Olivia Colman gives a powerhouse turn in The Lost Daughter, prickly and combustible as Leda Caruso, a middle-aged languages professor on a working holiday in Greece. In flight from her past, possibly from herself, she stares at the sea as though it’s done her a great wrong and eats alone at the bar, repelling anyone who draws close. She haunts the resort like a ghost while other ghosts are haunting her. In an excellent directing debut, Maggie Gyllenhaal turns Elena Ferrante’s 2008 source novel into humid, sensual cinema. This is Colman’s stage and her tragedy; you can’t take your eyes off her for a second.
Leda can’t seem to relax into her tranquil island break: she’s disturbed by the unruly, faintly criminal family from Queens that rents the enormous pink villa just up the coastline. Nina (Dakota Johnson), the brood’s volatile young mother, mislays her infant daughter on the beach. The daughter, in turn, has mislaid her favourite doll. Leda immediately collects them both: she returns the child right away but, prompted by some repressed maternal memory, keeps the doll for herself.

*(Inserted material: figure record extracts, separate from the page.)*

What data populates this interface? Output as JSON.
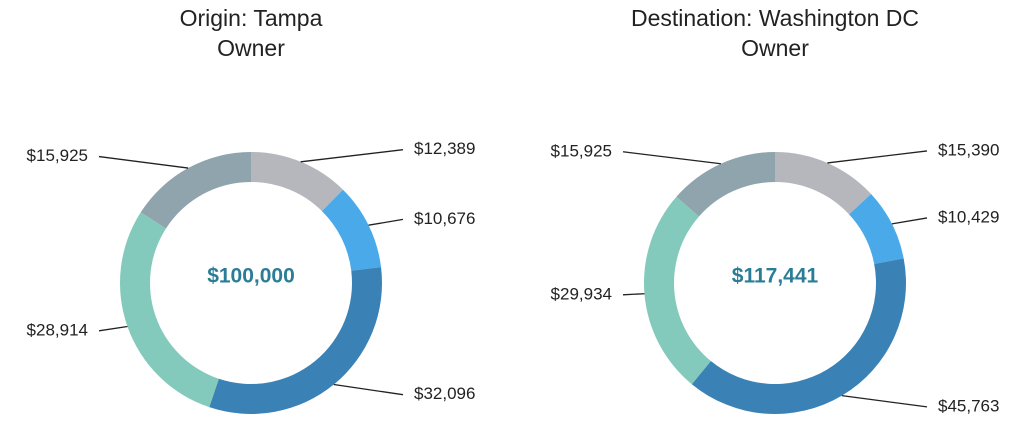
{
  "chart_data": [
    {
      "type": "donut",
      "title": "Origin: Tampa",
      "subtitle": "Owner",
      "center_label": "$100,000",
      "categories": [
        null,
        null,
        null,
        null,
        null
      ],
      "values": [
        12389,
        10676,
        32096,
        28914,
        15925
      ],
      "value_labels": [
        "$12,389",
        "$10,676",
        "$32,096",
        "$28,914",
        "$15,925"
      ],
      "colors": [
        "#b5b7bd",
        "#4aa9e9",
        "#3a82b5",
        "#83cabc",
        "#8fa4ad"
      ]
    },
    {
      "type": "donut",
      "title": "Destination: Washington DC",
      "subtitle": "Owner",
      "center_label": "$117,441",
      "categories": [
        null,
        null,
        null,
        null,
        null
      ],
      "values": [
        15390,
        10429,
        45763,
        29934,
        15925
      ],
      "value_labels": [
        "$15,390",
        "$10,429",
        "$45,763",
        "$29,934",
        "$15,925"
      ],
      "colors": [
        "#b5b7bd",
        "#4aa9e9",
        "#3a82b5",
        "#83cabc",
        "#8fa4ad"
      ]
    }
  ]
}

Leda will explain that she has two girls of her own; Martha and Bianca, now both in their 20s. But even here one wonders whether the woman is being entirely straight with us. Her social armour keeps coming loose. Her warm professional front is ripped by capricious cold snaps. She’s solicitous one second; downright spiteful the next. In flashbacks we see her (played by Jessie Buckley) struggling to stay afloat, one eye on the kids and the other on the exit door. Work is much better.
The Lost Daughter wrong-footed me and took a different, more nuanced direction; one that is just as rewarding in its way. Gyllenhaal’s delicious drama might seem like a storm in a teacup. But what a cup, and what a storm.
• This article was amended on 7 January 2022. In an earlier version the character of Martha was misnamed as “Marsha”.